Enhanced financial regulation typically comes with intended and unintended consequences. Directive 2004/39/EC, the Market for Financial Instruments Directive (MiFID), for example, successfully increased competition among financial instrument trading organizations in Europe. This brought down consumer prices and narrowed margins. It also sent market participants looking to move large blocks of shares into dark pools, where trade data are not made public.

There will be intended and unintended consequences from MiFID's successor, MiFID2, which is anticipated to be in effect by January 2018. Laura Noonan, of the Financial Times (FT), identifies one anticipated effect when she writes here , "MiFID2 will reshape the way analysts report on companies and how the research can be priced and circulated to investors."

She's referring to the expectation that banks will no longer subsidize research departments, and will instead look to charge consumers of financial products for research on a stand-alone basis.

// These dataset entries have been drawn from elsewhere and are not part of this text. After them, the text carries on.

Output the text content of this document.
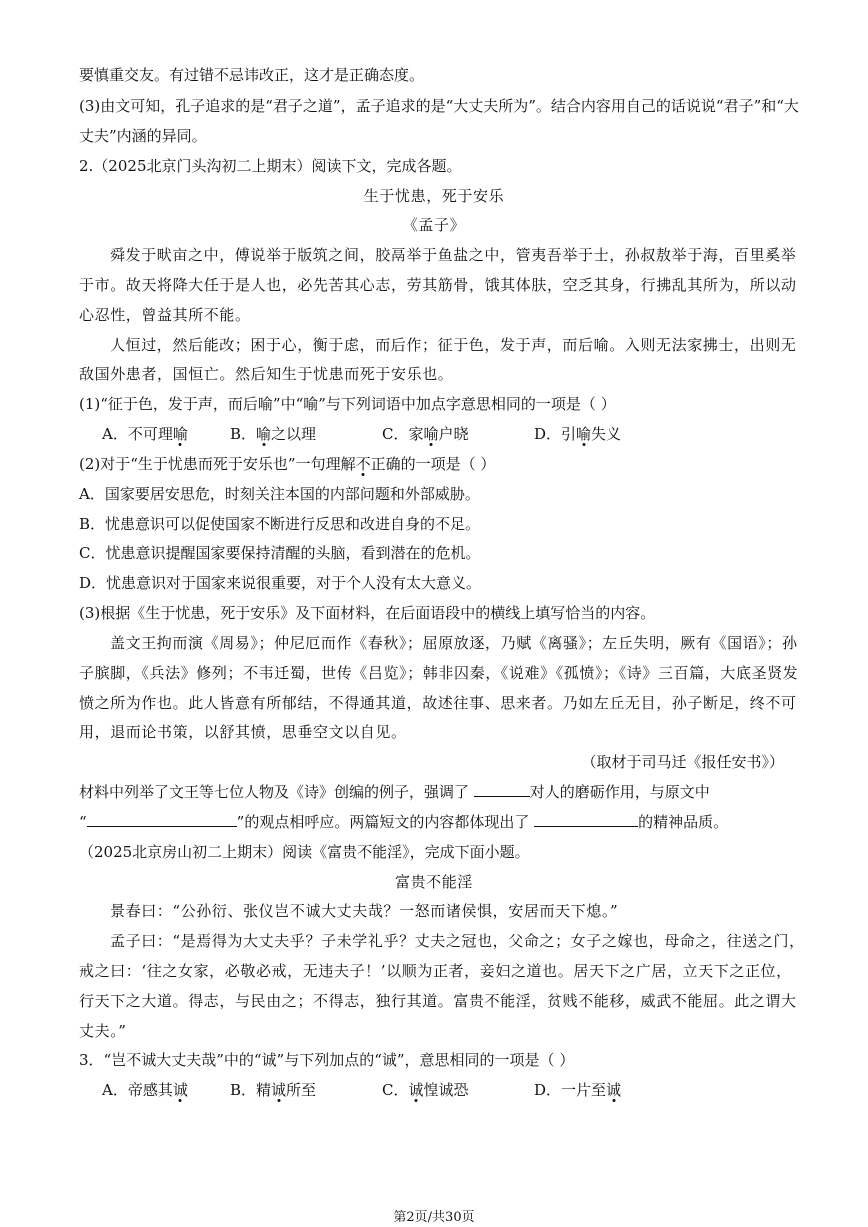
要慎重交友。有过错不忌讳改正，这才是正确态度。
(3)由文可知，孔子追求的是“君子之道”，孟子追求的是“大丈夫所为”。结合内容用自己的话说说“君子”和“大
丈夫”内涵的异同。
2.（2025北京门头沟初二上期末）阅读下文，完成各题。
生于忧患，死于安乐
《孟子》
舜发于畎亩之中，傅说举于版筑之间，胶鬲举于鱼盐之中，管夷吾举于士，孙叔敖举于海，百里奚举
于市。故天将降大任于是人也，必先苦其心志，劳其筋骨，饿其体肤，空乏其身，行拂乱其所为，所以动
心忍性，曾益其所不能。
人恒过，然后能改；困于心，衡于虑，而后作；征于色，发于声，而后喻。入则无法家拂士，出则无
敌国外患者，国恒亡。然后知生于忧患而死于安乐也。
(1)“征于色，发于声，而后喻”中“喻”与下列词语中加点字意思相同的一项是（ ）
A．不可理喻	B．喻之以理	C．家喻户晓	D．引喻失义
(2)对于“生于忧患而死于安乐也”一句理解不正确的一项是（ ）
A．国家要居安思危，时刻关注本国的内部问题和外部威胁。
B．忧患意识可以促使国家不断进行反思和改进自身的不足。
C．忧患意识提醒国家要保持清醒的头脑，看到潜在的危机。
D．忧患意识对于国家来说很重要，对于个人没有太大意义。
(3)根据《生于忧患，死于安乐》及下面材料，在后面语段中的横线上填写恰当的内容。
盖文王拘而演《周易》；仲尼厄而作《春秋》；屈原放逐，乃赋《离骚》；左丘失明，厥有《国语》；孙
子膑脚，《兵法》修列；不韦迁蜀，世传《吕览》；韩非囚秦，《说难》《孤愤》；《诗》三百篇，大底圣贤发
愤之所为作也。此人皆意有所郁结，不得通其道，故述往事、思来者。乃如左丘无目，孙子断足，终不可
用，退而论书策，以舒其愤，思垂空文以自见。
（取材于司马迁《报任安书》）
材料中列举了文王等七位人物及《诗》创编的例子，强调了	对人的磨砺作用，与原文中
“	”的观点相呼应。两篇短文的内容都体现出了	的精神品质。
（2025北京房山初二上期末）阅读《富贵不能淫》，完成下面小题。
富贵不能淫
景春曰：“公孙衍、张仪岂不诚大丈夫哉？一怒而诸侯惧，安居而天下熄。”
孟子曰：“是焉得为大丈夫乎？子未学礼乎？丈夫之冠也，父命之；女子之嫁也，母命之，往送之门，
戒之曰：‘往之女家，必敬必戒，无违夫子！’以顺为正者，妾妇之道也。居天下之广居，立天下之正位，
行天下之大道。得志，与民由之；不得志，独行其道。富贵不能淫，贫贱不能移，威武不能屈。此之谓大
丈夫。”
3．“岂不诚大丈夫哉”中的“诚”与下列加点的“诚”，意思相同的一项是（ ）
A．帝感其诚	B．精诚所至	C．诚惶诚恐	D．一片至诚
第2页/共30页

That kind of potential change to legislation has banks in Europe experimenting with data to determine what kind of research consumers are willing to pay for, and how much they are willing to pay.

The upcoming changes are also a concern to research departments, some of whom believe an already shrinking number of in-house analysts will be reduced further as banks look for ways to turn research cost centers into research profit centers. While Noonan suggests the changes will trigger an impending flight to quality, there may also be other effects. For example, there may be further movements into the financial research market by non-dealer organizations, like media outlets, and the continued emergence of growth among stand-alone research providers.

The latter could occur because leaner research departments would be less flexible when research demand fluctuates with market volatility, and more likely to outsource research to external research providers. Those providers would see increases in intermittent client numbers and growth to bottom lines.

While MiFID2 will undoubtedly refine pricing and quantity in financial research markets, the anticipation of such a change is in itself an argument for outsourcing research. When there is a cost center, there can be too much supply and not enough demand. Down-sizing the cost center and outsourcing to meet intermittent demand can turn a cost-center into a profit center.